Dunno if I can really help. You sure you tried all your classmates? Some people can seem aloof when they are really just shy, and sometimes you have to make the first move. Don't a bad experince or two put you off.

Can you switch your minor and major around or anything like that? That could help, im sure you could endure minoring in comps. 

Otherwise I guess you might as well just try and do enough to get by and keep focusing on the fact the end is relatively near.


----------



## Farideh (Nov 13, 2011)

I hated my classmates and professors in culinary. Everyone talked **** about each other. It was like I was back in high school except surrounded by adults. Mega BS.


----------



## IntrovertedLoner (Aug 23, 2014)

ShadowOnTheWall said:


> Dunno if I can really help. You sure you tried all your classmates? Some people can seem aloof when they are really just shy, and sometimes you have to make the first move. Don't a bad experince or two put you off.
> 
> Can you switch your minor and major around or anything like that? That could help, im sure you could endure minoring in comps.
> 
> Otherwise I guess you might as well just try and do enough to get by and keep focusing on the fact the end is relatively near.


I only have a few minor subjects remaining, so after this semester, I have to take my thesis and I still don't have any idea on what I will propose since the CS students here have to propose something that is not existing yet (unlike in the IT or other course you can propose innovations and not something brand new, which is hard)! :| Oh, I've tried talking to almost everyone in the class.
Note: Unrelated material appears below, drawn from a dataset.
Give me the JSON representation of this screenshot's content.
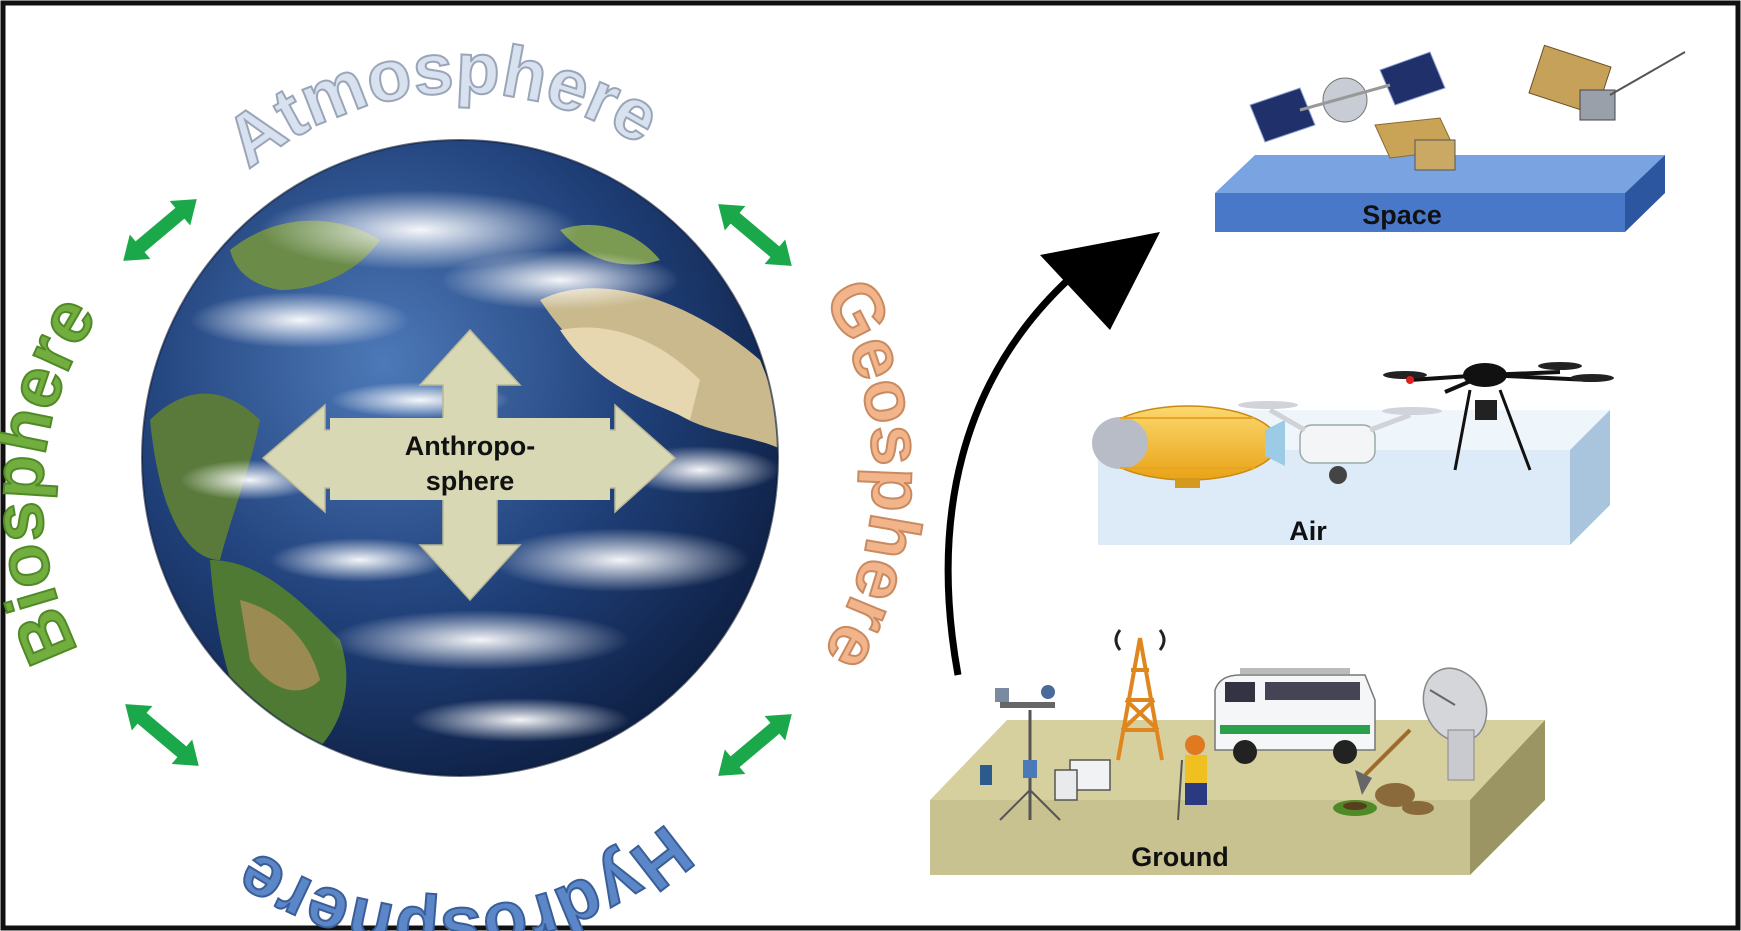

When I tried approaching them, I really feel that they really don't like me since I can sense it by talking to them or seeing by their facial expressions / reactions / the way the behave or speak if you know what I mean, so please understand. If anyone is planning to study here in my university, then this college is not for introverts like me so don't enroll here. I cannot transfer anymore, too bad! :[ The only option I have is to continue *miserably* or stop/drop-out for good! :no



Farideh said:


> I hated my classmates and professors in culinary. Everyone talked **** about each other. It was like I was back in high school except surrounded by adults. Mega BS.


What a coincidence! The audience in the pageant last week are culinary students! Their course is CIHM to be exact, but it's culinary /food related! Yeah, the attitude of the majority of the students here in this college / university are like high school (or elementary) people so they are really annoying, immature people! :/

* I hope both of you have also read my story about the pageant, which is my 2nd post to this thread. By the way, there is a community service which is a group work of mine that will be held this weekend and my group mates are kinda fake to me when I talk to them or when they talk me... I'm planning to be on my own this finals since my group mates seem to dislike me if they feel awkward to me even if I've tried talking to them... :| I hate being surrounded by fake people! :/


----------